Genetic ablation of purine salvage in Cryptosporidium parvum reveals nucleotide uptake from the host cell

Significance Nucleotides are the activated building blocks for DNA and RNA as well as the major form of energy in all living organisms. Cells need to synthesize nucleotides to grow. Interference with this synthesis is thus widely used to treat infections and cancers. Here we discover through genetic experimentation that the parasite Cryptosporidium surprisingly does not require purine nucleotide synthesis. This may reflect the presence of a second novel purine salvage pathway. Alternatively, we propose that the parasite has evolved to import purine nucleotides, making purine salvage dispensable. Nucleotide import may also allow Cryptosporidium to steal energy from host cells. This finding has far-reaching consequences for the development of treatments for this important cause of diarrheal disease.

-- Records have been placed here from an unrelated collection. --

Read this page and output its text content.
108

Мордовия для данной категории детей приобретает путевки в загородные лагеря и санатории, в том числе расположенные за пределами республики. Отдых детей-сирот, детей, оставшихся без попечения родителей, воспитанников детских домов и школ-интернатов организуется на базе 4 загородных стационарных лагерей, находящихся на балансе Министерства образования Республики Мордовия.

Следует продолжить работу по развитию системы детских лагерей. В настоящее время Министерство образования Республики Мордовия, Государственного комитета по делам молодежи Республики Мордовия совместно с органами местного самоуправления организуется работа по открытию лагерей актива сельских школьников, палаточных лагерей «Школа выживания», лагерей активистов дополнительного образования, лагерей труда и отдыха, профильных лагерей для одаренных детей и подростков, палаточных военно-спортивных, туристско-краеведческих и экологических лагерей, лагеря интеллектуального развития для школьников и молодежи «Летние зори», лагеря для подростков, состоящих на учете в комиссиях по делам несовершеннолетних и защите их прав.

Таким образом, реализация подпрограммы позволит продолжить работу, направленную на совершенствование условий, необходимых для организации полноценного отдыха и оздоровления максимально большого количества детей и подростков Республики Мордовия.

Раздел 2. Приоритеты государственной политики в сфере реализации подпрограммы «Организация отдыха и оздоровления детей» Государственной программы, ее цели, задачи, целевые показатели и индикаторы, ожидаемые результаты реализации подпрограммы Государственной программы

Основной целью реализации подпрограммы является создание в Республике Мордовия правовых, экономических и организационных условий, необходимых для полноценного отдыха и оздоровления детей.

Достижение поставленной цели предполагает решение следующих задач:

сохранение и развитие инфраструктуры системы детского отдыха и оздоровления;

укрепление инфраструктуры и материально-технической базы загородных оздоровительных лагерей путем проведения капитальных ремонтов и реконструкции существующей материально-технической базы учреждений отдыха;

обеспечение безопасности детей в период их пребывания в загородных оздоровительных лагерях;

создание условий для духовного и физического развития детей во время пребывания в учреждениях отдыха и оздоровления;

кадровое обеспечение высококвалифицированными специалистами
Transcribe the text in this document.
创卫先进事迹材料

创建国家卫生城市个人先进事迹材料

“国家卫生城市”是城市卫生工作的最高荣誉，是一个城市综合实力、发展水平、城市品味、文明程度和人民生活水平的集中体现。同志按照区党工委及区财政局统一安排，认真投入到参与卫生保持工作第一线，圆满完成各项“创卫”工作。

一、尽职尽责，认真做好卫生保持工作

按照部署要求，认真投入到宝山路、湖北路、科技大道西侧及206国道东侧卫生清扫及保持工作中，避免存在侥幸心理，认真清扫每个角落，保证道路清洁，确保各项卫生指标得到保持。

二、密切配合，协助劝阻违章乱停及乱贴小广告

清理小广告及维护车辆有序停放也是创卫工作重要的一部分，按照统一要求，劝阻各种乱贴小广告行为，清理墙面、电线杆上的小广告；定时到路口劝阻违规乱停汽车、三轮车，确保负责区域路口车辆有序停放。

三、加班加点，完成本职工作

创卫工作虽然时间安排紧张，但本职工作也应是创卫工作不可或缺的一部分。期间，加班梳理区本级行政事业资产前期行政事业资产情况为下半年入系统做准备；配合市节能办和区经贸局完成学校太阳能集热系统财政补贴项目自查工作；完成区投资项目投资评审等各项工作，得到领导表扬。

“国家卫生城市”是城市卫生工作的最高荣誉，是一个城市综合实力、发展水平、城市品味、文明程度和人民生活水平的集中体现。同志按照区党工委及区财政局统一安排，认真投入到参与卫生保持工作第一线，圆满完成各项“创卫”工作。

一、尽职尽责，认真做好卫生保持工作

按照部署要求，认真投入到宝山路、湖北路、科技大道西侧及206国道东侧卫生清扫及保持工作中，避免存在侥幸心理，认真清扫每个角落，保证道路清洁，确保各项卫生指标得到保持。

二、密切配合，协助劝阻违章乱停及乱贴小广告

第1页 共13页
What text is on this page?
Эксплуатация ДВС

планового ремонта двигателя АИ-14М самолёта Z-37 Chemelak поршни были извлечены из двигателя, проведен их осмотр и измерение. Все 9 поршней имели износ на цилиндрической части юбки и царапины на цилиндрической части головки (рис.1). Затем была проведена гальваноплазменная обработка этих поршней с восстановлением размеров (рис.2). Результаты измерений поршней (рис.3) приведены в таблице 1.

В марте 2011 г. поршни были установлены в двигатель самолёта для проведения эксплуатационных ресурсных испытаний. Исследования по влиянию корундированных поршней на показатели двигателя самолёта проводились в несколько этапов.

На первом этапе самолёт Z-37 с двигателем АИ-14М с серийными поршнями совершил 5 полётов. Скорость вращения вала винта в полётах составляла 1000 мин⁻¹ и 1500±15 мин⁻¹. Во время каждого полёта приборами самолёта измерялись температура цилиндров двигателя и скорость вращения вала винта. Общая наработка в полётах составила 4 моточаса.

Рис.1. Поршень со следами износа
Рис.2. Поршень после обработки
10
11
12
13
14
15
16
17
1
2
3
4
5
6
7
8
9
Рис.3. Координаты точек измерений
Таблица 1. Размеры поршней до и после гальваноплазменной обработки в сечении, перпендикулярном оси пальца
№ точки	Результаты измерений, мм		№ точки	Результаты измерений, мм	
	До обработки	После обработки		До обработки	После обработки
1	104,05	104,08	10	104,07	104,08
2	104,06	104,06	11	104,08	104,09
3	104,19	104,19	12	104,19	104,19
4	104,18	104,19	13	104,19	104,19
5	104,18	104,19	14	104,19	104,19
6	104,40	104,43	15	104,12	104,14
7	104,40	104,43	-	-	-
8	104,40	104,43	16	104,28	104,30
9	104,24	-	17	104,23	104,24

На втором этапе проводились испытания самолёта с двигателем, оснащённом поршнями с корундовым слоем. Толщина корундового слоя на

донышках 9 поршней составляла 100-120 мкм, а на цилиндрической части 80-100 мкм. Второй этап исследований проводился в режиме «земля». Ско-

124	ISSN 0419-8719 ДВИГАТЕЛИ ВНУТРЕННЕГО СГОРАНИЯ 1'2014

The apicomplexan parasite Cryptosporidium is a leading global cause of severe diarrheal disease and an important contributor to early-childhood mortality. Waterborne outbreaks occur frequently, even in countries with advanced water treatment capabilities, and there is currently no fully effective treatment. Nucleotide pathways are attractive targets for antimicrobial development, and several laboratories are designing inhibitors of these enzymes as potential treatment for Cryptosporidium infections. Here we take advantage of newly available molecular genetics for Cryptosporidium parvum to investigate nucleotide biosynthesis by directed gene ablation. Surprisingly, we found that the parasite tolerates the loss of classical targets including dihydrofolate reductase-thymidylate synthase (DHFR-TS) and inosine monophosphate dehydrogenase (IMPDH). We show that thymidine kinase provides a route to thymidine monophosphate in the absence of DHFR-TS. In contrast, only a single pathway has been identified for C. parvum purine nucleotide salvage. Nonetheless, multiple enzymes in the purine pathway, as well as the adenosine transporter, can be ablated. The resulting mutants are viable under normal conditions but are hypersensitive to inhibition of purine nucleotide synthesis in their host cell. Cryptosporidium might use as-yet undiscovered purine transporters and salvage enzymes; however, genetic and pharmacological experiments led us to conclude that Cryptosporidium imports purine nucleotides from the host cell. The potential for ATP uptake from the host has significant impact on our understanding of parasite energy metabolism given that Cryptosporidium lacks oxidative phosphorylation and glycolytic enzymes are not constitutively expressed throughout the parasite life cycle.